Greece voted responsibly in June and the ECB followed up by rewarding them with a rate cut and eliminated the rate paid on overnight funds. Sweden’s interest rates went negative, as did Germany’s and now France’s, bringing back the return of capital, minus a small fee, as the primary concern of some investors.

We saw Great Britain agree to a round of quantitative easing but I just don’t see us as ready to adopt round three of QE here in the USA.

The EU agreed to lend directly to the Spanish banks, give up their preferred creditors’ status, and create a banking union for the Eurozone by fall. Unfortunately, they also agreed to leave the details to be sorted out later, so the war of words continued apace. The devil – as everyone knows – is in the details.

Some reasons to stick with asset allocation and stay out of the daily derechos the market throws at us without warning, besides sleeping at night.

Jeremy Grantham, who is known best for his bearish views on U.S. equities, spoke at the Morningstar Investment Conference recently. Grantham has illustrated the value of a long-term focus in how he invests his sister’s pension fund; he considers his sister’s assets to be permanent capital; since hopefully his sister will not fire him as the manager.

Grantham said that the advantage he has is that he doesn’t over-manage it. He makes adjustments about twice a year, but once a year is more normal. The returns on Grantham’s sister’s assets are not measured against any benchmark, and that, he said, contributes to their strong performance.
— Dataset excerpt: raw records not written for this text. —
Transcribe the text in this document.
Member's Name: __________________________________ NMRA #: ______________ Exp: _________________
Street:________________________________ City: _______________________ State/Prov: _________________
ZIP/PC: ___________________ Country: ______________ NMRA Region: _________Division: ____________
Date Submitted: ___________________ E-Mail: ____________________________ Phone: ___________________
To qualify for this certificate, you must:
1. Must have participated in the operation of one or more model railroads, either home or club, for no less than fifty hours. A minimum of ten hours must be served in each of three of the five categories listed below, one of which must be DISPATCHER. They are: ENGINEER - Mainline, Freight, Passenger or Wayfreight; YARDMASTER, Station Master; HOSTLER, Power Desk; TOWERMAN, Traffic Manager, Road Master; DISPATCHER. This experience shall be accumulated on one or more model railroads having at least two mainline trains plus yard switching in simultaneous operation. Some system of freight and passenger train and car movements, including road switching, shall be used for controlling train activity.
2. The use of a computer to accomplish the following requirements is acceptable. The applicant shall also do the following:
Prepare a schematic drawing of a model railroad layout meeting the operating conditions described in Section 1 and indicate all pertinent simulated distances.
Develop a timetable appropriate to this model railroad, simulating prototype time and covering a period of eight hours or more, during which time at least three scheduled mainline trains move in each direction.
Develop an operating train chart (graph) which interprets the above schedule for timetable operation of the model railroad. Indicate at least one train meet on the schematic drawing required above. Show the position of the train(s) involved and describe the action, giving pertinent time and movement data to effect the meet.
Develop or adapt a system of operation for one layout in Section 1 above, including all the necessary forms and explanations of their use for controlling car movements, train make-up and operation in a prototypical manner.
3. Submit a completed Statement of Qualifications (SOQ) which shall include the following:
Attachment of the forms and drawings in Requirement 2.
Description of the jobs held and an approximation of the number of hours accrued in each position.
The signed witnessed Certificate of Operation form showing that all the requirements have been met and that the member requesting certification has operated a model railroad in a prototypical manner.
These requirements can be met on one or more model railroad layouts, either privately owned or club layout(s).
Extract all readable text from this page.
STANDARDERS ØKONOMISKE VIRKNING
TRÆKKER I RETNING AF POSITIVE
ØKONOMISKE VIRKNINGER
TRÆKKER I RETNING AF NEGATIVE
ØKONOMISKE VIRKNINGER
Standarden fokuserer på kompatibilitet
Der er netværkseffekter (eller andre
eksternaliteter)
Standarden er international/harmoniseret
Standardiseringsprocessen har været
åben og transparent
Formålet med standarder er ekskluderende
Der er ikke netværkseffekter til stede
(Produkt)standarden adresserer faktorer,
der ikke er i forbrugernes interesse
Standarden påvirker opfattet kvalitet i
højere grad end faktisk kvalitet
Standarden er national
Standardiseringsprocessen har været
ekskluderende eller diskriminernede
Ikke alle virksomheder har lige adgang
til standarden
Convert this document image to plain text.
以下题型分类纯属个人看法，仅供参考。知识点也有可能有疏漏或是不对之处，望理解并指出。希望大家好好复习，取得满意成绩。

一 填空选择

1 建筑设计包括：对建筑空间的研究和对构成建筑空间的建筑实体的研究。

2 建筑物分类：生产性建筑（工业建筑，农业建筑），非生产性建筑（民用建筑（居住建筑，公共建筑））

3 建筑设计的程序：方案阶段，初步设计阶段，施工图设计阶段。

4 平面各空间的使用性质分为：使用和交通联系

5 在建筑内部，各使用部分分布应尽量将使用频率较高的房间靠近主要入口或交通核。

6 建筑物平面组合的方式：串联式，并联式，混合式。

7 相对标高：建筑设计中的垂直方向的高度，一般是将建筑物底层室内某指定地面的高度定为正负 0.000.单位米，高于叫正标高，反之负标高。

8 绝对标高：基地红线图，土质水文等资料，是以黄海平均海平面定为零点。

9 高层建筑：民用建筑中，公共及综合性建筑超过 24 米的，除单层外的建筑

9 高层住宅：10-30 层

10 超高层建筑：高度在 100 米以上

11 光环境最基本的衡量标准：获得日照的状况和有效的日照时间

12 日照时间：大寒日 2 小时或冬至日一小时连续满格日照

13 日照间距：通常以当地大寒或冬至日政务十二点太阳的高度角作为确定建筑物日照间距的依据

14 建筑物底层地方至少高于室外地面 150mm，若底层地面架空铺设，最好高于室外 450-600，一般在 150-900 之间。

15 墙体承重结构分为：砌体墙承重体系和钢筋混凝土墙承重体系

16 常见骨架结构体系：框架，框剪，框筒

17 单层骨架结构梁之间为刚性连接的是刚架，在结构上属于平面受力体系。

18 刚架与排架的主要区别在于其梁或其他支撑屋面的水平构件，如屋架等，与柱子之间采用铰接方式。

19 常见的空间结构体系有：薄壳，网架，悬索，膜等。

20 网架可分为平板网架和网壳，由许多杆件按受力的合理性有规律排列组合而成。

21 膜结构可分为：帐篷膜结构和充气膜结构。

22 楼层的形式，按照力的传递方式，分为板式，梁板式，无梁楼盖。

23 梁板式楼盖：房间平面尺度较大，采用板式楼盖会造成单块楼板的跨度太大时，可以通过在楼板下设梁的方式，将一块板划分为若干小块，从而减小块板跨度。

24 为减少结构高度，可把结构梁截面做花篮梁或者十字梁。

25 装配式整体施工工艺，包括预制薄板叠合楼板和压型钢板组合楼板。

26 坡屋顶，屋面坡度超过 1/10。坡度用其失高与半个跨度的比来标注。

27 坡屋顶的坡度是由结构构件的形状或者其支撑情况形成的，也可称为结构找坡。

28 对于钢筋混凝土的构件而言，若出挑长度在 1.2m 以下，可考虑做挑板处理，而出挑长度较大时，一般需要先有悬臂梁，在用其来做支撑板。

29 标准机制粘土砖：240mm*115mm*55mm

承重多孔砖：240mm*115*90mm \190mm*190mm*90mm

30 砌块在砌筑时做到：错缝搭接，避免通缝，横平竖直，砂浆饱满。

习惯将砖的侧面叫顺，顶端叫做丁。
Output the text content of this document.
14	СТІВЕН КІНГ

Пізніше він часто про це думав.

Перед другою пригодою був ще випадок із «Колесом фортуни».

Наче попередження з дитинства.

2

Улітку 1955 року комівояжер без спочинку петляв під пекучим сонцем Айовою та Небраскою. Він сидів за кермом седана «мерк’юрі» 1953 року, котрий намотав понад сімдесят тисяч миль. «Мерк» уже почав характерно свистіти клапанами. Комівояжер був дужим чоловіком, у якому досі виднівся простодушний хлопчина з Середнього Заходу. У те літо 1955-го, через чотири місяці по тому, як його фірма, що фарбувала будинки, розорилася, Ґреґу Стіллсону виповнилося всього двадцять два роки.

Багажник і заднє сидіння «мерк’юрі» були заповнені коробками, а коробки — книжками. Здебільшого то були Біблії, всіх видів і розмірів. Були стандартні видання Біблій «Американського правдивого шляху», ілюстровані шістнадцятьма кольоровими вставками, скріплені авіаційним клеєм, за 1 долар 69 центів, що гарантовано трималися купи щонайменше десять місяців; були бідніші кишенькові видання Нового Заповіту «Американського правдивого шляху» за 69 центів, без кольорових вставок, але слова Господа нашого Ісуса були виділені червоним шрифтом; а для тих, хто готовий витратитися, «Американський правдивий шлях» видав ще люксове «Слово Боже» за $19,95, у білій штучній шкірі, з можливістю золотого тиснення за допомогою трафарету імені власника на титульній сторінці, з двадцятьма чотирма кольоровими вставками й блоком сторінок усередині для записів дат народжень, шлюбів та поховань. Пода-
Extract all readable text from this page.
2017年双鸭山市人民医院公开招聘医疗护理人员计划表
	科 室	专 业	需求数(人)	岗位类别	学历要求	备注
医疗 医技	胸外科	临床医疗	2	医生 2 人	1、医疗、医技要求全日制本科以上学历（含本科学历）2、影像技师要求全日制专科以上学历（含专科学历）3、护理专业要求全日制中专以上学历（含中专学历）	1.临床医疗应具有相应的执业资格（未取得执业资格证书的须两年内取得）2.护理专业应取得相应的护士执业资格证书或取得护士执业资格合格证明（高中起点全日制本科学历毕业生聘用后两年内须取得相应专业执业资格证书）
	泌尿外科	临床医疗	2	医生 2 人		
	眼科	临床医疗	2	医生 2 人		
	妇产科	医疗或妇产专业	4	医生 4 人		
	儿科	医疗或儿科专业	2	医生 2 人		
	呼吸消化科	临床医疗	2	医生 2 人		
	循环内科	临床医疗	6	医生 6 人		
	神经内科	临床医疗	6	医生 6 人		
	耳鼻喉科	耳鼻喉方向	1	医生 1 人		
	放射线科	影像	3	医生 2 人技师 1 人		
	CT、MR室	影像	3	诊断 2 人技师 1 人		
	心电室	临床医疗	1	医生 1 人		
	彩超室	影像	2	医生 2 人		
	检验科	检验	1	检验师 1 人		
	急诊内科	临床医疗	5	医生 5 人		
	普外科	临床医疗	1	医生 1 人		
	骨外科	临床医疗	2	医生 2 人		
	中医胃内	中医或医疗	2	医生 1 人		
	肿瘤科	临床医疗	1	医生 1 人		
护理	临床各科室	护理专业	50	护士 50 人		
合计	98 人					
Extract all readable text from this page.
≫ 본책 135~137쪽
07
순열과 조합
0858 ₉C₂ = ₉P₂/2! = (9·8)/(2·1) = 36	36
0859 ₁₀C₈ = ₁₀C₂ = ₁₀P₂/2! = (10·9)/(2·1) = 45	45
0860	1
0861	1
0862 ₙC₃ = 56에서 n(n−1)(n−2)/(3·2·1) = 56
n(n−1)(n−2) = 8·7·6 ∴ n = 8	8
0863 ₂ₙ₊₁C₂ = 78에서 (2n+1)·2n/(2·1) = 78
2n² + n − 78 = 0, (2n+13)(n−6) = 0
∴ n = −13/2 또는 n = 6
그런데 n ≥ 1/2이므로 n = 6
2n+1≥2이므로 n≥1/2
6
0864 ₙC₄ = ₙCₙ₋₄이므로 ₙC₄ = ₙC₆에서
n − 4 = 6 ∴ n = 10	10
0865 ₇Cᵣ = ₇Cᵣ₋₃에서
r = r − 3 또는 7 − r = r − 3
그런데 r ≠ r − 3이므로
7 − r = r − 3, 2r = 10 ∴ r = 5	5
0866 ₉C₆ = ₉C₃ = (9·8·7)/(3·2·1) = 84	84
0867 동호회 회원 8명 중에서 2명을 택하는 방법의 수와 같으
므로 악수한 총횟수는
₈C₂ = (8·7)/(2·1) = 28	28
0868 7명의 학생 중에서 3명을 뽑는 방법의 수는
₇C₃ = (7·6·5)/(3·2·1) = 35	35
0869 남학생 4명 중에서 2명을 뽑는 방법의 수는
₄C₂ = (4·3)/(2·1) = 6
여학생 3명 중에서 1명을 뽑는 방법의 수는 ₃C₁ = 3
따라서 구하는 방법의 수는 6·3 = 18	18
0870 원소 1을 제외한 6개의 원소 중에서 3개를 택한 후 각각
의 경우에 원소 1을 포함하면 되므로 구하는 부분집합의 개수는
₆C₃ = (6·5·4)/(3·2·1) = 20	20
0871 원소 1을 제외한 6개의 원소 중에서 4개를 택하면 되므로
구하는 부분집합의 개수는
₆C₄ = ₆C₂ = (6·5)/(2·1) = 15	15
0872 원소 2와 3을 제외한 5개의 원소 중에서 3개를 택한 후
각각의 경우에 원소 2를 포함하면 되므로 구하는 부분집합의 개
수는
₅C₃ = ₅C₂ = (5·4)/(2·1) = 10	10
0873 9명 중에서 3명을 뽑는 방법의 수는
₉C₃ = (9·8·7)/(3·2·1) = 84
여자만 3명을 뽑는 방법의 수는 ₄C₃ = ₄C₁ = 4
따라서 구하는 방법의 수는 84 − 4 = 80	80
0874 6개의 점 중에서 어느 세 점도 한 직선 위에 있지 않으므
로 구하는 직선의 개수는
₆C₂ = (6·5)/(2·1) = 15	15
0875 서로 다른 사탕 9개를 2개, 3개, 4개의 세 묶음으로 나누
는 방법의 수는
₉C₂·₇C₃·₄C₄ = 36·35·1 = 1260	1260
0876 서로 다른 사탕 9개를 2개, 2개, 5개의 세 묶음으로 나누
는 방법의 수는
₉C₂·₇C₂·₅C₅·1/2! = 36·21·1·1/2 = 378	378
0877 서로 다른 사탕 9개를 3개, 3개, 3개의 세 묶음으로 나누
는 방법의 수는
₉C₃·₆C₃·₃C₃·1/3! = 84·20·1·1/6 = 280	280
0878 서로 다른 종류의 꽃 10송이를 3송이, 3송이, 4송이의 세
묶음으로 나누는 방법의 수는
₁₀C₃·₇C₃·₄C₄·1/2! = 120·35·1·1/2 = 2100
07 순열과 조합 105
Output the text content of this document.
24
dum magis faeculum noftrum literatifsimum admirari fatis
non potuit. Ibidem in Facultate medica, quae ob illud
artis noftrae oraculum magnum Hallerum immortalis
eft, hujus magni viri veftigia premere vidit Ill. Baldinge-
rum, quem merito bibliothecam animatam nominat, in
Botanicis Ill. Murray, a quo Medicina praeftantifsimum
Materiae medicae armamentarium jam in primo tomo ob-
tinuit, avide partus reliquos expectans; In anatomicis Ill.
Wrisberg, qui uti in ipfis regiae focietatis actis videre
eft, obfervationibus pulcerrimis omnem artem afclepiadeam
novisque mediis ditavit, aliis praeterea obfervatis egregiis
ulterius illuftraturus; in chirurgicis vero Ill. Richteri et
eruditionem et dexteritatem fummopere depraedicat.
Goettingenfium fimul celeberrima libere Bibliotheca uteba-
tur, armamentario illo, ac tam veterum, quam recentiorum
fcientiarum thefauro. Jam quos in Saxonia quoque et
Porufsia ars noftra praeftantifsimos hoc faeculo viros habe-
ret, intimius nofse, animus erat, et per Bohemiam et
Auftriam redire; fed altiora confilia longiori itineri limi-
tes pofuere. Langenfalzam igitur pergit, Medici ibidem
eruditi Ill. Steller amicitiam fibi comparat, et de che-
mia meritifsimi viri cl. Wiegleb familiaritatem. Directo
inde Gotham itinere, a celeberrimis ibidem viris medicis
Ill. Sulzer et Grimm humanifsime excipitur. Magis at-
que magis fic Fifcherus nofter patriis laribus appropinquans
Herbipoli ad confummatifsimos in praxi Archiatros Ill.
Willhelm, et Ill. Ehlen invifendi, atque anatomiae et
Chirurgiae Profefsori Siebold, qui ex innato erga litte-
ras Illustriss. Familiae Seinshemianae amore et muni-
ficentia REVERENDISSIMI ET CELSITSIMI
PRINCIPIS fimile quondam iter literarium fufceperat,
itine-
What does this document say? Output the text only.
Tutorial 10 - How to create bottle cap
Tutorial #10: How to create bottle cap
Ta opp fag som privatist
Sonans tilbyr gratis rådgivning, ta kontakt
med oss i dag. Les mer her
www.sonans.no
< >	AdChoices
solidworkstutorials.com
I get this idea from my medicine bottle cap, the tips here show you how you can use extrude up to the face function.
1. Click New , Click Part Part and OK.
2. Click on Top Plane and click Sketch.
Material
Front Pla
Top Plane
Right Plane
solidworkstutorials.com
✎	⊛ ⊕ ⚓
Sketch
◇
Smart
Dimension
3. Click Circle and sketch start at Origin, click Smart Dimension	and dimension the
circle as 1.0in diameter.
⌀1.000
As a manager, the risk that Grantham focuses on is the protection of capital, not on metrics such as the Sharpe or information ratios. Grantham said that this style of low-turnover, permanent-capital investing produces returns that are 100 to 200 basis points a year greater than his GMO funds that have their performance measured against a benchmark.

Then, for those of you who still think market timing is an answer, consider the following:

Researchers Pascal Scherrer and Thomas Noll had a group of 28 stockbrokers participate in various simulations and intelligence tests, and then compared their results to a group of psychopaths.

They found that the traders showed a higher degree of competitiveness than the psychopaths — and that the traders were surprisingly willing to cause harm to their competitors if they thought it would bring them an advantage. Irrational risk-taking played a major role in the financial crisis of 2008, as thousands of questionable assets assumed greater and greater leverage as the market went down until they ultimately proved unsound.

It’s not the first study to suggest a correlation between success on Wall Street and mental pathology. In 2005, a study found that traders who are unable to fully feel their emotions due to brain damage end up performing better in the market — likely because they experience less anxiety about risky trades.

The normal people, unfortunately, in this type of environment, will likely buy high and sell low,

Not a winning strategy. So stay calm, check your psychosis at the door and discipline yourself to lower your investment turnover and increase your investment return.